How to open the OneNote cache file

How to open the OneNote cache file

Summary: EverNote is great for using on smartphones but for keeping track of anything and everything on my PC, I love OneNote. I can write on my tablet screen and have my handwriting recognised, I can record audio that's time-synced to my typed notes, I can clip in sections of Web pages or dialog boxes I want to use as screen grabs, I can print in documents to annotate...

TOPICS: Windows

EverNote is great for using on smartphones but for keeping track of anything and everything on my PC, I love OneNote. I can write on my tablet screen and have my handwriting recognised, I can record audio that's time-synced to my typed notes, I can clip in sections of Web pages or dialog boxes I want to use as screen grabs, I can print in documents to annotate... I put everything in OneNote.

And I've never lost anything because OneNote never makes you save a file by hand. It autosaves everything into a local cache file every few seconds, backs that up to another local file (by default once a day) and then syncs the changes to the master notebook - which can be on your PC, on a server, on SharePoint, on a cloud storage service that you map as a drive, on a USB stick or on SkyDrive (where I can view or edit the notebook in the browser) or anywhere else you can connect to - as soon as it's available. You can make changes offline and they're just magically updated when you get back online - so I can take notes on my teeny tiny VAIO Series P over lunch then read them on my big-screen big-keyboard Dell Studio when I want to work with them (or write them on my big keyboard and refer to them on my VAIO).
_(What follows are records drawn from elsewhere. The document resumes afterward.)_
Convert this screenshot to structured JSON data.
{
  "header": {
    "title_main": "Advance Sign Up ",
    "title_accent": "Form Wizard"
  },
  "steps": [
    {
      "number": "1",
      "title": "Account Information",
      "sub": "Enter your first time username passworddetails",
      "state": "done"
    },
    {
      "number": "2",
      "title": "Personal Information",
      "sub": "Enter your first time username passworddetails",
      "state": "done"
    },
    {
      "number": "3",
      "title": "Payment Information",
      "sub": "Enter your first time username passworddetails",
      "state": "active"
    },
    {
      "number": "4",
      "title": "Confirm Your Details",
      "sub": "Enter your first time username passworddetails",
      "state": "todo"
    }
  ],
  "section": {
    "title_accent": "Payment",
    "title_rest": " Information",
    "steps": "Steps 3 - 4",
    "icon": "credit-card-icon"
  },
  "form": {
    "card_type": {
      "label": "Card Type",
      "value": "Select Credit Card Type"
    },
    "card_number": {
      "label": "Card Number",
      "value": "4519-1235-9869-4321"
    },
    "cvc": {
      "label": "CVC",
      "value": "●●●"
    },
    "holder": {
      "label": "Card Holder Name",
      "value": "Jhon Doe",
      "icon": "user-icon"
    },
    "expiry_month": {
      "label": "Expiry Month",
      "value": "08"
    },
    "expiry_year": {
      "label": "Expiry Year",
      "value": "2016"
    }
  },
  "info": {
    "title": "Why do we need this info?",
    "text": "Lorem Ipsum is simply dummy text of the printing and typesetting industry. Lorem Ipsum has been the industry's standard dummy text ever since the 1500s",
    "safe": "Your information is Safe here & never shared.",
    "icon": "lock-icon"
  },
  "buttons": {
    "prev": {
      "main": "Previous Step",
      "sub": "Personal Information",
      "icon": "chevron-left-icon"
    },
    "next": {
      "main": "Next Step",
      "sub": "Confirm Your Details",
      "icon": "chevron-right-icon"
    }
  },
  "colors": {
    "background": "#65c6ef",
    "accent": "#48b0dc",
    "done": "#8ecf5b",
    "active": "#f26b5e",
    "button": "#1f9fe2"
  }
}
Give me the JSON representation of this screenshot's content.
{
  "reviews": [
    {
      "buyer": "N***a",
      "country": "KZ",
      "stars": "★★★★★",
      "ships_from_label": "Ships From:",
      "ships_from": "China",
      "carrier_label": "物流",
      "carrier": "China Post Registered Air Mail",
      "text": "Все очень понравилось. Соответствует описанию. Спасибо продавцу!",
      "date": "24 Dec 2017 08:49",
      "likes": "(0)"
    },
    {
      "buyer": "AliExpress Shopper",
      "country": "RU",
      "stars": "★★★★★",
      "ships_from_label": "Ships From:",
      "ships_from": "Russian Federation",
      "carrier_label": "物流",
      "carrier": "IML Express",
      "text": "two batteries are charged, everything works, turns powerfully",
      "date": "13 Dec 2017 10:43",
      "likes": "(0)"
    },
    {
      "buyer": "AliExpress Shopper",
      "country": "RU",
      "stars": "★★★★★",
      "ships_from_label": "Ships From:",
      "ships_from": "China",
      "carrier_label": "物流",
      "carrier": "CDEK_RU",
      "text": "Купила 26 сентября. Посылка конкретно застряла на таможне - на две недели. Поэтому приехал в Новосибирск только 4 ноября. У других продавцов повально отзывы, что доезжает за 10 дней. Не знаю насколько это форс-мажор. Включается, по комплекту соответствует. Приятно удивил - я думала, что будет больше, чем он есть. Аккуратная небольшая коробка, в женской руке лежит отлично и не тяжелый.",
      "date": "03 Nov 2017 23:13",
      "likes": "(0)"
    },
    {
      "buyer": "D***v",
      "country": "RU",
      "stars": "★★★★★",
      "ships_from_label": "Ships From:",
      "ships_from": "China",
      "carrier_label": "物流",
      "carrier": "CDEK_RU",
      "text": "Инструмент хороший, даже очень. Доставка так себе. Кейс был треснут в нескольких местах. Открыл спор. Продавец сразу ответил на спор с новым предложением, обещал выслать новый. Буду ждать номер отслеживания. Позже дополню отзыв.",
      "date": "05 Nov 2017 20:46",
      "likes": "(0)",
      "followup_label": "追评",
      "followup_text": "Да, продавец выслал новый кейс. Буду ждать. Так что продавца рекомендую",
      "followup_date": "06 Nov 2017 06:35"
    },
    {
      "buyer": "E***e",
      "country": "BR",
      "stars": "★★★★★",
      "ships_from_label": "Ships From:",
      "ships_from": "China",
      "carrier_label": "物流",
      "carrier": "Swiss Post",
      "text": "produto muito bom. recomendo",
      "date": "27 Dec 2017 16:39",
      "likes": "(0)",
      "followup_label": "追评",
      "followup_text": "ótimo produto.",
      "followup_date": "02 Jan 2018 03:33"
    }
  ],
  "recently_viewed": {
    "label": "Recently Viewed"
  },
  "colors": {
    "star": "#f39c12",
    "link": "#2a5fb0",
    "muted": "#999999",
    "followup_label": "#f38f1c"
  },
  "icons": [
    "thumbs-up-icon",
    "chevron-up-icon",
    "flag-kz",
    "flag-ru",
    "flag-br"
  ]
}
If you only use OneNote on one PC, you end up with three levels of local backup; but most people who use OneNote share notebooks between PCs, so that local caching is even more useful. You can get at the backup files using Help > Open Backups in OneNote 2007 or by clicking the Open Backups button on the Backstage menu in OneNote 2010 (click File then Open Backups).

What you find in your backup may not be enough if you get the rare error message that tells you the cache is corrupted and OneNote has to delete it, rebuild it and throw away any unsynced data. This happened to me a few times thanks to an interaction between OneNote 2007 and the beta version of OneNote 2010 (again - this is why it's called beta software) and it's fixed in the shipping version so I haven't had this problem myself in months, but I've seen the odd question about this online recently so I wanted to list what worked for me.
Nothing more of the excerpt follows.